Subsequent screening of the general population showed that the variant is widespread among blacks. It turned up in about 19% of 468 West Africans and Caribbeans and in 13% of 205 African Americans. In contrast, the researchers found it in just one of 123 Hispanics, and none of 511 Caucasians or 578 Asians they studied. Moreover, the team reports in the 23 August issue of Science, the variant is far more common in African Americans being treated for arrhythmias than in healthy controls, suggesting that it increases risk.
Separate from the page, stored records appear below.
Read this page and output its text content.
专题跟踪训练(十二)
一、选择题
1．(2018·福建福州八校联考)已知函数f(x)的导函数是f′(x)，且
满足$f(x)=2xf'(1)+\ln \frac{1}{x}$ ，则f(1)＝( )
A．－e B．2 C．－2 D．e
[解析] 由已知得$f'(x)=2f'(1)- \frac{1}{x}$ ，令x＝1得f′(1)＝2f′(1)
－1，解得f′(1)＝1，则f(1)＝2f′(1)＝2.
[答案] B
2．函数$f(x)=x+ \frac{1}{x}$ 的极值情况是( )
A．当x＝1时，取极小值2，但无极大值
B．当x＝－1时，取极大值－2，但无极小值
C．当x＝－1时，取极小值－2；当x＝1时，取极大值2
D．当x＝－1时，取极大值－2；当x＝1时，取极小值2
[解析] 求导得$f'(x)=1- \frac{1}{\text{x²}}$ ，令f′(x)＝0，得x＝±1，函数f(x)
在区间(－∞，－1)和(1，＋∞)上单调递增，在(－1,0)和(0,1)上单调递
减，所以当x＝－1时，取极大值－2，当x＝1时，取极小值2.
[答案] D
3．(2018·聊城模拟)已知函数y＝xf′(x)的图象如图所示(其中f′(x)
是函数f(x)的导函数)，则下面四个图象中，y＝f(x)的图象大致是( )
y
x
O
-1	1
They identified a potential mechanism, too. The SCN5A protein forms a sodium channel in heart muscle cells. When appropriately stimulated, the channels open, sodium ions flow in, and the muscle cells contract. By adding the variant channel to human cells, the team found that a small percentage of the variant channels reopen at a time when they are supposed to be closed. That change could make the heart more prone to developing arrhythmias. Keating notes, however, that the differences weren't large, and that the variant alone isn't likely to cause problems.
Even so, the discovery is “important and significant,” says arrhythmia researcher Arthur Moss of the University of Rochester Medical Center in New York state. Numerous medications, including some antihistamines and blood pressure drugs, have been linked to an increased risk of arrhythmias, he says, and people carrying the variant may be more likely to experience that side effect. If that turns out to be the case, it would be relatively easy to devise a test to identify the carriers, who could then avoid the risky medications.